日本などに対する旧敵国条項というのもあって、加盟国は必要とあらば、日独などに出兵して、暴力的政権を倒す権利まである。
連合国の中心であった米ソ英仏、それに中国が常任理事国として、拒否権を与えられているのは、この組織の原型が第二次大戦中に成立したからである。昭和20年代の日本は平和、民主、人権の国として認められたくて、国連加盟に熱心であった。しかし、国連の常任理事国すべてが人権尊重の民主国家でなかったのが、国連の偽善である。

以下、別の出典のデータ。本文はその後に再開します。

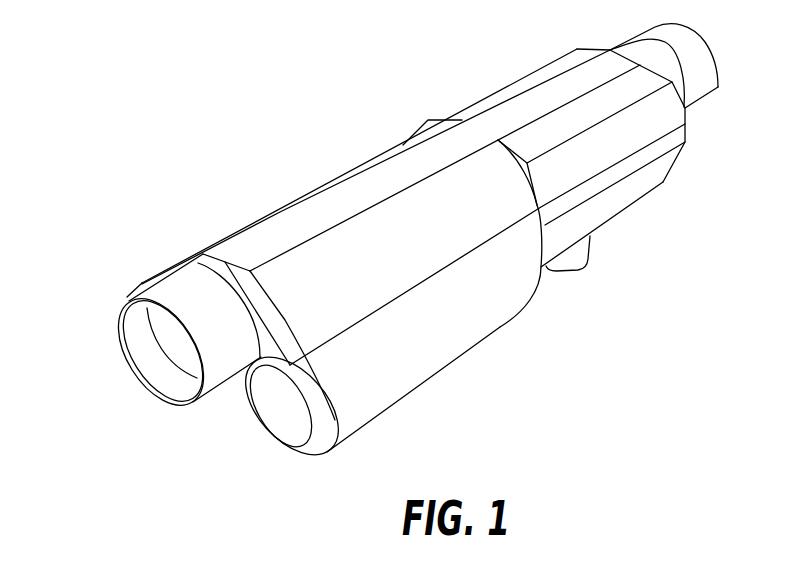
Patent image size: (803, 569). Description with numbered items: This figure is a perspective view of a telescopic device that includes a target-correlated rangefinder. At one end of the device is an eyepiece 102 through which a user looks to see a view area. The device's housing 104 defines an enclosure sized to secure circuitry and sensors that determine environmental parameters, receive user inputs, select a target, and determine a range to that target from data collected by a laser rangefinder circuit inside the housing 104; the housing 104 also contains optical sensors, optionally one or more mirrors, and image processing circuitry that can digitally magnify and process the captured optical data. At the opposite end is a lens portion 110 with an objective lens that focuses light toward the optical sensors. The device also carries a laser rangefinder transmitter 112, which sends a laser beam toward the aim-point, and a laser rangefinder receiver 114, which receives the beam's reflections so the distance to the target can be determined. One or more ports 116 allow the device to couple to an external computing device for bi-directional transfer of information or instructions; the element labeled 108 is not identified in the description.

ソ連と共産中国はこれらの理念とほど遠いことは、誰でも知っている。英仏だって戦後、いやいやながら植民地を手放したものの、植民地には人権も民主主義も存在しなかった。米国にしても、日本より20年ほど遅れて、民主・人権尊重の国になった。
米欧に負けない民主国家
1960年にはじめて米国に行ったとき、南部の諸州では黒人と白人は公共の乗り物は、座席が分けてあり黒人は実際問題として、選挙権を行使できなかった。レストランなどでも、主な店は黒人お断りである。有色人種と白人の結婚を禁止する州が、第二次大戦後でも存在した。
それに比べると、1960年という線を見れば、日本は世界有数の民主国家といえる。少なくともアメリカより民主的であった。それでも戦前から日本は「白人待遇」を受けてきた国だからまだ良かった。
しかしヨーロッパ諸国に植民地にされ、散々、差別を受けてきて、戦後、やっと独立した国は、アメリカや英仏に、民主的にやれ、人権を尊重しろといわれても、せせら笑ったことであろう。